Australians’ attitude to AI

The Essential Report of June 13 surveyed respondents on their attitudes to AI.

Most people (55 percent) believe there should be a ban on high-risk AI. Older people are particularly concerned about AI risks.

Only 12 percent of respondents believe that “the government should leave it up to the market to ensure that AI is developed ethically”. That doesn’t mean everyone else wants specific regulation of AI: only 48 per cent respond that “the government should create new laws to further regulate the development AI”, while the rest believe that existing laws on privacy should provide adequate protection. Younger people are even more relaxed about AI: only 33 percent of respondents aged 18-34 believe there should be new laws.

Essential also asked which AI applications would have a positive or negative impact.
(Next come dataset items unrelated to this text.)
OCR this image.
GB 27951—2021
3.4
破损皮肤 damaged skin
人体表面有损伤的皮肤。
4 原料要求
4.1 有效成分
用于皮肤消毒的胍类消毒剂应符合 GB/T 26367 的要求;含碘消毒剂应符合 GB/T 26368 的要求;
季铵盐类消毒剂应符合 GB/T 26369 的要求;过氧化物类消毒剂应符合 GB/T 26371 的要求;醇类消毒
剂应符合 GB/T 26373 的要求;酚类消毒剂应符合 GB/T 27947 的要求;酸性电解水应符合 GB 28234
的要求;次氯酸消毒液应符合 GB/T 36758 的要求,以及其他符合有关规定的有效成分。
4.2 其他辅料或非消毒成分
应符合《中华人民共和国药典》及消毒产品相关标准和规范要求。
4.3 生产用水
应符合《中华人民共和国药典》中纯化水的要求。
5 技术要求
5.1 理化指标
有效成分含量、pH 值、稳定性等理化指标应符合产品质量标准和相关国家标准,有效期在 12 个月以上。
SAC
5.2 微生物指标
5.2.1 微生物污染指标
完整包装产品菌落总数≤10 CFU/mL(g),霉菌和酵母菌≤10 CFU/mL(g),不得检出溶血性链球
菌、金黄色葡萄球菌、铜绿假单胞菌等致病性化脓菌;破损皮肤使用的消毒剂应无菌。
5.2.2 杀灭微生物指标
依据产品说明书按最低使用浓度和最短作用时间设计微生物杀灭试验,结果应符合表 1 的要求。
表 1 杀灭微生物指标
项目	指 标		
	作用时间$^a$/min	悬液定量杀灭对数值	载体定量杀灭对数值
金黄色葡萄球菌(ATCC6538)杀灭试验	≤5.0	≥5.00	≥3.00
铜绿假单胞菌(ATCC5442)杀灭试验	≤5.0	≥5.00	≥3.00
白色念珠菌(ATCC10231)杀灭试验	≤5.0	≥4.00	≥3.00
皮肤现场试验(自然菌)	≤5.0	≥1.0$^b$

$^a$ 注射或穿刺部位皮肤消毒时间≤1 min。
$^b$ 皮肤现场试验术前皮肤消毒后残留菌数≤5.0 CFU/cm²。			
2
About 60 percent of respondents believe that AI will be positive for “medical development”, and there is some acceptance of facial recognition technology and automated work processes. Driverless cars get only 28 percent support, and respondents are even less enthusiastic about applications such as ChatGPT and the creation of virtual personalities.

It is apparent from these responses that there is a gulf between what experts think about AI and its ramifications, and the way the general public see it.